Competition Drives Down Healthcare Cost - Real Life Examples
Competition Works in Healthcare – Real Life Success Stories
At OHM, we believe that competition is the solution to the crisis facing our health care system. To prove our point, we look no further than the real-life experiences of two of our principals, Dr. Len Fromer and Peter Hayes.
In 2007, Peter was the Director of Health and Benefits for a large company, which sponsored a 20,000 member self-funded health plan. Peter made national headlines when he disrupted the status quo by looking beyond his company’s primary service area to find medical providers who were willing to compete for the opportunity to serve employees in need of elective orthopedic services. Peter decided to look beyond his local service area when his principal local provider refused to negotiate price and cooperate with his requests that it become more transparent with its cost and quality information.
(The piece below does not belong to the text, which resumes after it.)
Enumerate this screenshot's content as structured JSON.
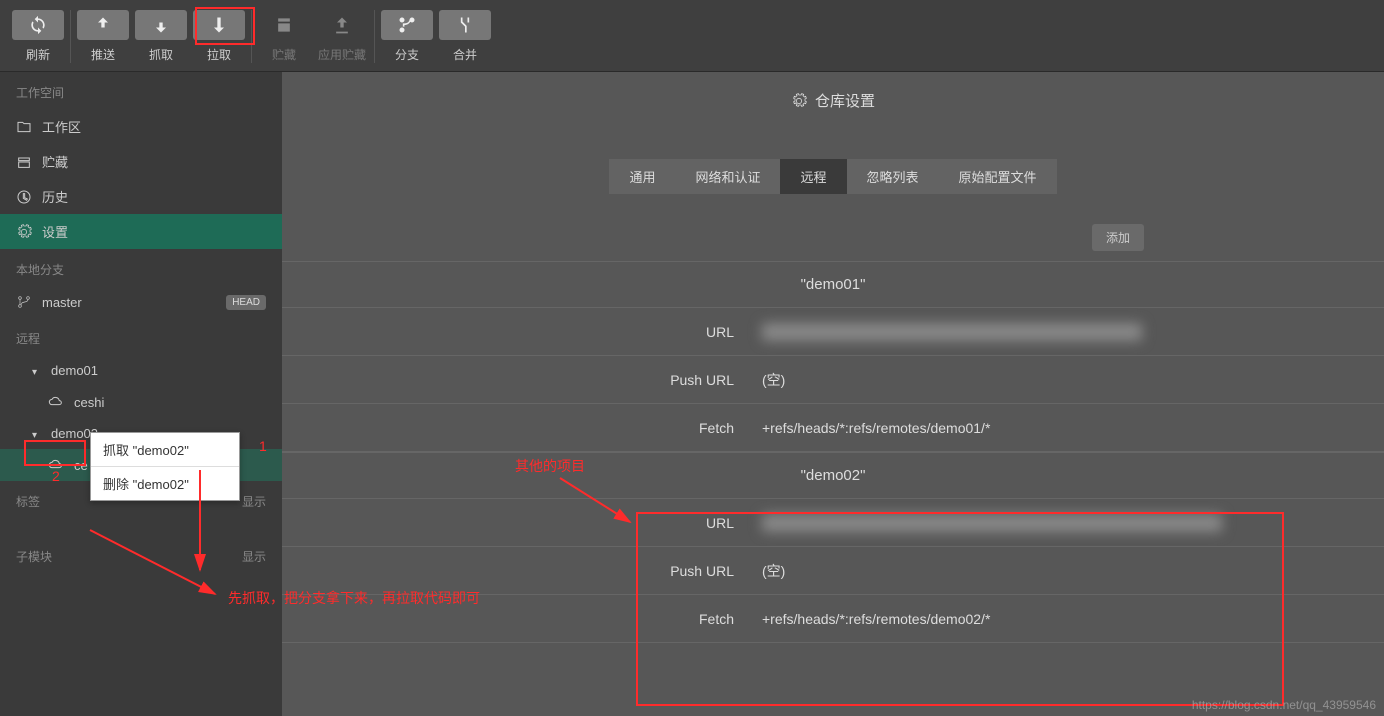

When Peter went to the marketplace, he found high quality providers from around the United States, and the world, who offered to serve his plan members at a fraction of the prior cost and transparently provide information on its outcomes and cost structure.
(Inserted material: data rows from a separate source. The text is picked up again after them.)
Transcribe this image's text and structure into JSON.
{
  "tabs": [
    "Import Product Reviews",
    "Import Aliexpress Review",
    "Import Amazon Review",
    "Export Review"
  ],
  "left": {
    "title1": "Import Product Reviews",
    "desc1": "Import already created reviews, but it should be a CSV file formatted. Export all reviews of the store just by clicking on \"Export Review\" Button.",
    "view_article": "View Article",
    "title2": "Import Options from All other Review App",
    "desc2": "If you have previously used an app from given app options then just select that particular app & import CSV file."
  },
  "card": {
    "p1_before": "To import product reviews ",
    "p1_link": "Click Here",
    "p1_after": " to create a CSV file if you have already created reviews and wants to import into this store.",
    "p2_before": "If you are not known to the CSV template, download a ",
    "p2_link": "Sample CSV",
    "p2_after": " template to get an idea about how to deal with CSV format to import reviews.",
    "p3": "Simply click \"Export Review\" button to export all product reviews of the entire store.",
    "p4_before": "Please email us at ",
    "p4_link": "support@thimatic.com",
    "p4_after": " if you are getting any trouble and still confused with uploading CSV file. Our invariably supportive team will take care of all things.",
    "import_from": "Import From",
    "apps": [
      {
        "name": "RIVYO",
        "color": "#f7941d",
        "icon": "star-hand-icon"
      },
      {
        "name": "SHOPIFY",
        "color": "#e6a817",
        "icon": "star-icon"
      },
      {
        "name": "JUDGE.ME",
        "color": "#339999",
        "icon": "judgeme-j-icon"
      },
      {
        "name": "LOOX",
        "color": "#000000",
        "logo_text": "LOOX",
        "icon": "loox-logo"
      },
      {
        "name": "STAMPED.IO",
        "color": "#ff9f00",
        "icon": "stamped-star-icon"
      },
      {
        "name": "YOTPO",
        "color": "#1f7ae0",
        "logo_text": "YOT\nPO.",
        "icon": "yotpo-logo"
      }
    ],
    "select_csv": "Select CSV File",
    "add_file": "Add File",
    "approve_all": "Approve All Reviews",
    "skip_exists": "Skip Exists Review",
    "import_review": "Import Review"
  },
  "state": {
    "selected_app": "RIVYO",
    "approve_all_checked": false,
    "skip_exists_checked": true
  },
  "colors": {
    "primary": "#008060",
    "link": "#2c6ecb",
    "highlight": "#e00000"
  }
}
In the end, Peter’s local provider – the one who had declined his requests to negotiate price and offer more transparency – did an about-face when faced with the prospect of plan members leaving the local area for medical care. The cost, for example, for a hip replacement surgery was driven down from an average of $75,000 a case to $18,000 per case. This is microeconomics in action.
Dr. Fromer had a similar experience as part of the leadership of a Los Angeles based multi specialty physician practice group that had taken on a risk-bearing contract. In other words, the medical group contracted to share in cost savings that it was able to achieve, by measuring and providing value, for the population of patients it had contracted to serve. Dr. Fromer’s group went to the marketplace in search of the best value in hospitals offering open heart surgery to the group’s patients. For the year prior, Dr. Fromer and his group studied claims data and realized that the group patients in need of open heart surgery had gone to 15 different hospitals in the greater LA metroplex and that the average cost – all in – for the services was about $100,000 per case.
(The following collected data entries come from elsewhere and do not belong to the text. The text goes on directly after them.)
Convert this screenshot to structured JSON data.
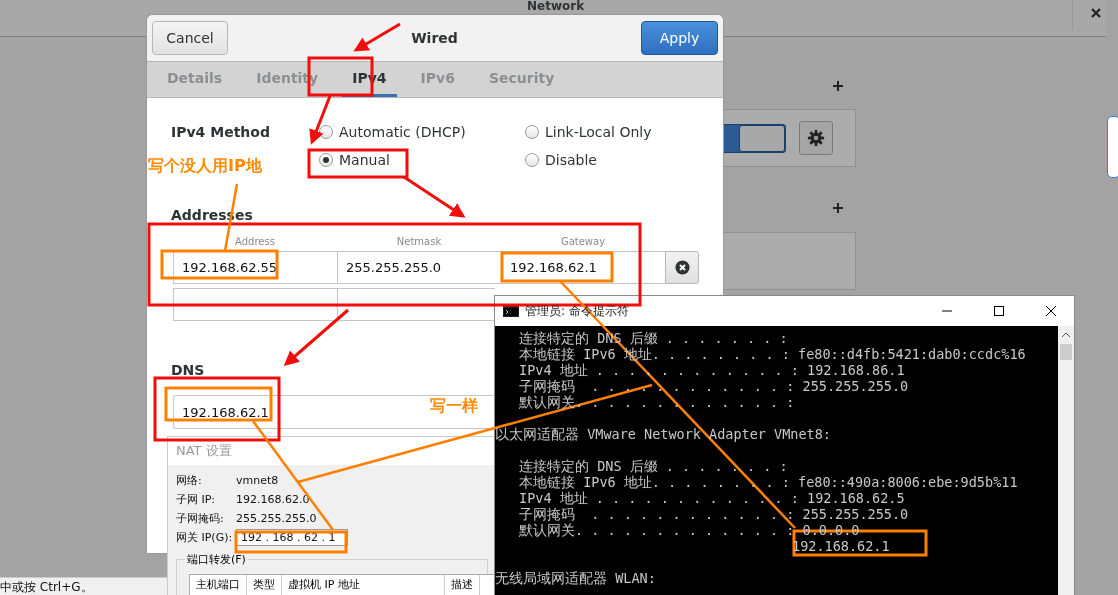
{
  "network_window": {
    "title": "Network",
    "switch": {
      "on": true
    }
  },
  "wired_dialog": {
    "title": "Wired",
    "cancel": "Cancel",
    "apply": "Apply",
    "tabs": [
      {
        "label": "Details",
        "selected": false
      },
      {
        "label": "Identity",
        "selected": false
      },
      {
        "label": "IPv4",
        "selected": true
      },
      {
        "label": "IPv6",
        "selected": false
      },
      {
        "label": "Security",
        "selected": false
      }
    ],
    "method_label": "IPv4 Method",
    "methods": [
      {
        "label": "Automatic (DHCP)",
        "selected": false
      },
      {
        "label": "Link-Local Only",
        "selected": false
      },
      {
        "label": "Manual",
        "selected": true
      },
      {
        "label": "Disable",
        "selected": false
      }
    ],
    "addresses_label": "Addresses",
    "columns": [
      "Address",
      "Netmask",
      "Gateway"
    ],
    "address_rows": [
      {
        "values": [
          "192.168.62.55",
          "255.255.255.0",
          "192.168.62.1"
        ]
      },
      {
        "values": []
      }
    ],
    "dns_label": "DNS",
    "dns_value": "192.168.62.1"
  },
  "nat_dialog": {
    "title": "NAT 设置",
    "fields": [
      {
        "label": "网络:",
        "value": "vmnet8",
        "kind": "text"
      },
      {
        "label": "子网 IP:",
        "value": "192.168.62.0",
        "kind": "text"
      },
      {
        "label": "子网掩码:",
        "value": "255.255.255.0",
        "kind": "text"
      },
      {
        "label": "网关 IP(G):",
        "value": "192 . 168 . 62 . 1",
        "kind": "input"
      }
    ],
    "port_forwarding": "端口转发(F)",
    "columns": [
      "主机端口",
      "类型",
      "虚拟机 IP 地址",
      "描述"
    ]
  },
  "status_bar": "中或按 Ctrl+G。",
  "cmd_window": {
    "title": "管理员: 命令提示符",
    "lines": [
      {
        "kind": "field",
        "text": "连接特定的 DNS 后缀 . . . . . . . :"
      },
      {
        "kind": "field",
        "text": "本地链接 IPv6 地址. . . . . . . . : fe80::d4fb:5421:dab0:ccdc%16"
      },
      {
        "kind": "field",
        "text": "IPv4 地址 . . . . . . . . . . . . : 192.168.86.1"
      },
      {
        "kind": "field",
        "text": "子网掩码  . . . . . . . . . . . . : 255.255.255.0"
      },
      {
        "kind": "field",
        "text": "默认网关. . . . . . . . . . . . . :"
      },
      {
        "kind": "heading",
        "text": "以太网适配器 VMware Network Adapter VMnet8:"
      },
      {
        "kind": "field",
        "text": "连接特定的 DNS 后缀 . . . . . . . :"
      },
      {
        "kind": "field",
        "text": "本地链接 IPv6 地址. . . . . . . . : fe80::490a:8006:ebe:9d5b%11"
      },
      {
        "kind": "field",
        "text": "IPv4 地址 . . . . . . . . . . . . : 192.168.62.5"
      },
      {
        "kind": "field",
        "text": "子网掩码  . . . . . . . . . . . . : 255.255.255.0"
      },
      {
        "kind": "field",
        "text": "默认网关. . . . . . . . . . . . . : 0.0.0.0"
      },
      {
        "kind": "continuation",
        "text": "192.168.62.1"
      },
      {
        "kind": "heading",
        "text": "无线局域网适配器 WLAN:"
      }
    ]
  },
  "annotations": [
    {
      "text": "写个没人用IP地"
    },
    {
      "text": "写一样"
    }
  ]
}
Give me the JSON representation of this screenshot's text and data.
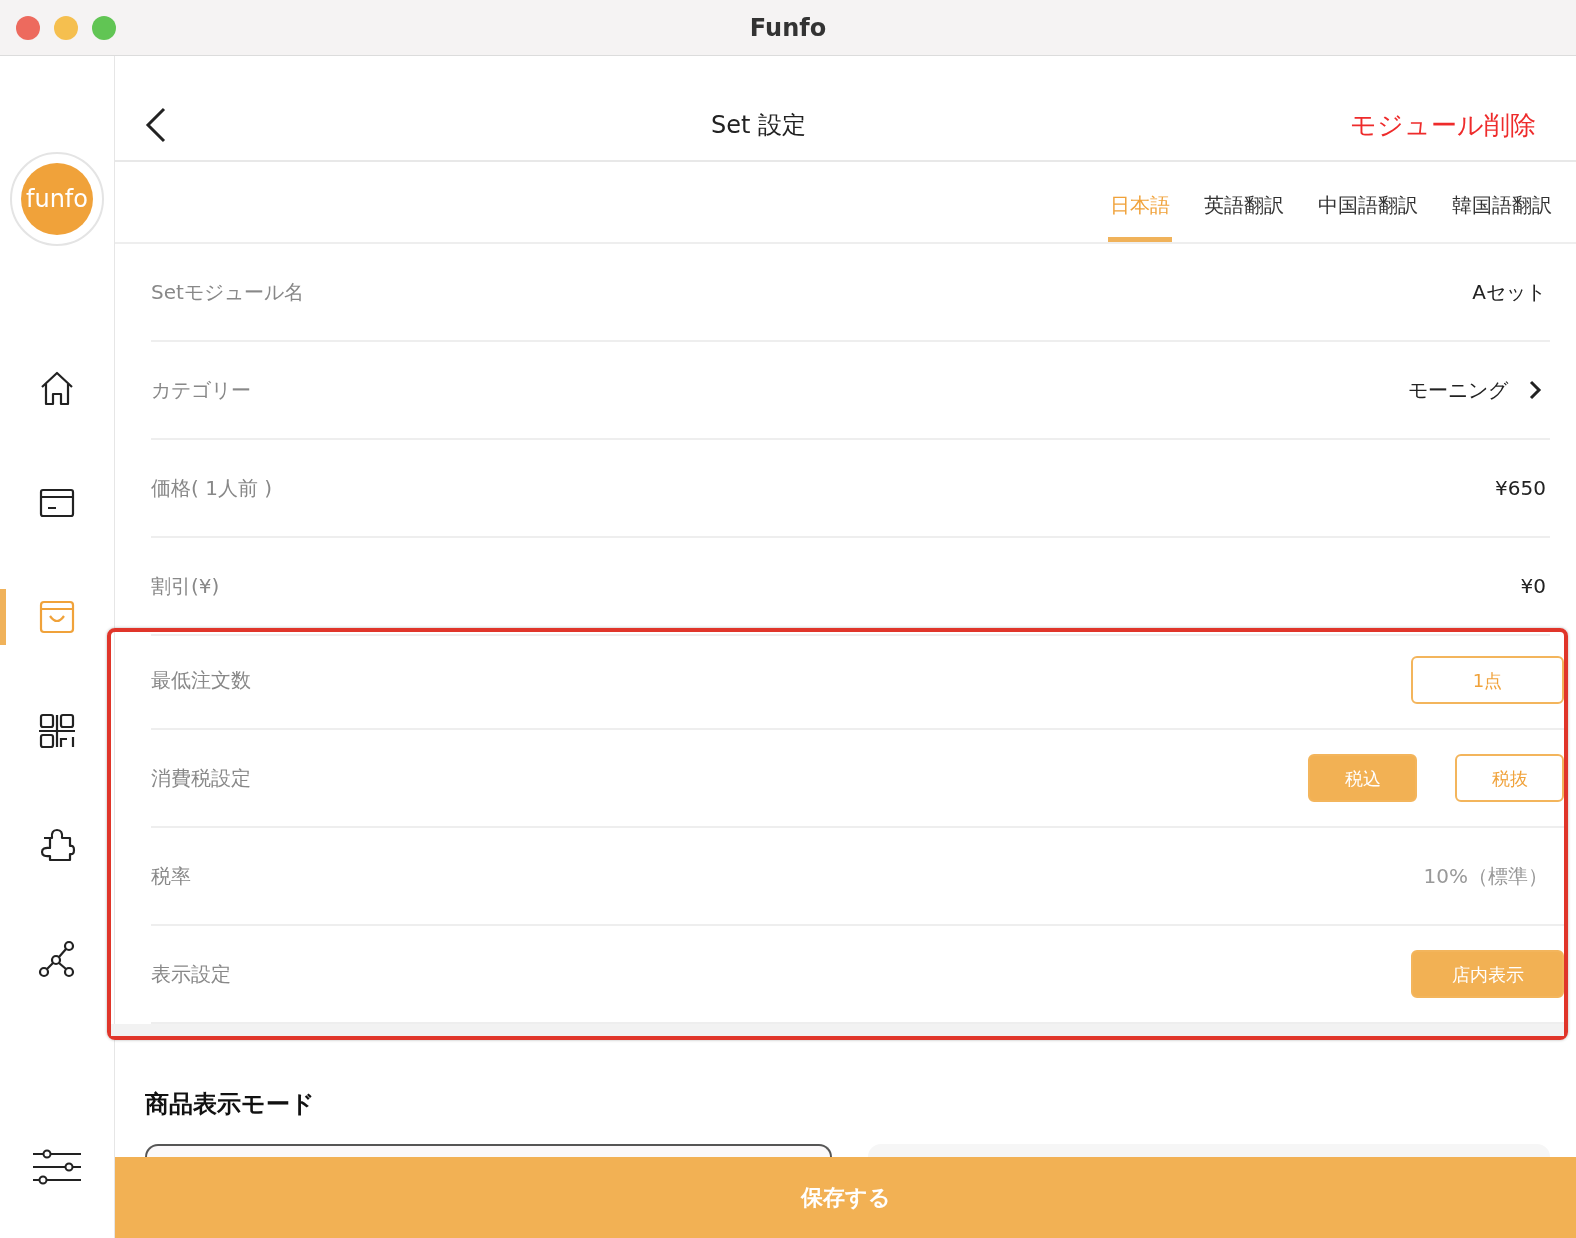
{
  "window": {
    "title": "Funfo"
  },
  "logo": {
    "text": "funfo"
  },
  "sidebar": {
    "items": [
      {
        "selected": false
      },
      {
        "selected": false
      },
      {
        "selected": true
      },
      {
        "selected": false
      },
      {
        "selected": false
      },
      {
        "selected": false
      }
    ]
  },
  "header": {
    "title": "Set 設定",
    "action": "モジュール削除"
  },
  "tabs": [
    {
      "label": "日本語",
      "selected": true
    },
    {
      "label": "英語翻訳",
      "selected": false
    },
    {
      "label": "中国語翻訳",
      "selected": false
    },
    {
      "label": "韓国語翻訳",
      "selected": false
    }
  ],
  "rows": [
    {
      "kind": "text",
      "label": "Setモジュール名",
      "value": "Aセット"
    },
    {
      "kind": "link",
      "label": "カテゴリー",
      "value": "モーニング"
    },
    {
      "kind": "text",
      "label": "価格( 1人前 )",
      "value": "¥650"
    },
    {
      "kind": "text",
      "label": "割引(¥)",
      "value": "¥0"
    }
  ],
  "highlighted_rows": {
    "highlighted": true,
    "rows": [
      {
        "kind": "buttons",
        "label": "最低注文数",
        "options": [
          {
            "label": "1点",
            "selected": false
          }
        ]
      },
      {
        "kind": "buttons",
        "label": "消費税設定",
        "options": [
          {
            "label": "税込",
            "selected": true
          },
          {
            "label": "税抜",
            "selected": false
          }
        ]
      },
      {
        "kind": "muted",
        "label": "税率",
        "value": "10%（標準）"
      },
      {
        "kind": "buttons",
        "label": "表示設定",
        "options": [
          {
            "label": "店内表示",
            "selected": true
          }
        ]
      }
    ]
  },
  "section": {
    "title": "商品表示モード"
  },
  "save_button": "保存する"
}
Dr. Fromer’s medical group contacted each of those 15 different hospitals and informed them that in the following year, the group would refer patients only to the hospital that offered the best value, in terms of quality and cost, to the group’s patients. Each of the hospitals was asked to submit a proposal detailing information on quality and outcomes and offering the best possible package price for the service. On the prospect of serving all of the group’s open heart patients, all 15 hospitals submitted proposals.
In the end, the hospital with the best quality data also submitted the best price, $15,000 per case - all in - for open heart surgery cases. The result was win-win-win. The risk-bearing medical group benefited through dramatically lower costs. The winning cardiac surgery hospital enjoyed the benefit of a new influx of patients in need of their services. And, most importantly, the group's patients enjoyed care with the highest quality hospital.
These two incredible stories were the inspiration behind OHM. Both were achieved not through government regulation or mandate, but through the power of a quality and value-driven marketplace.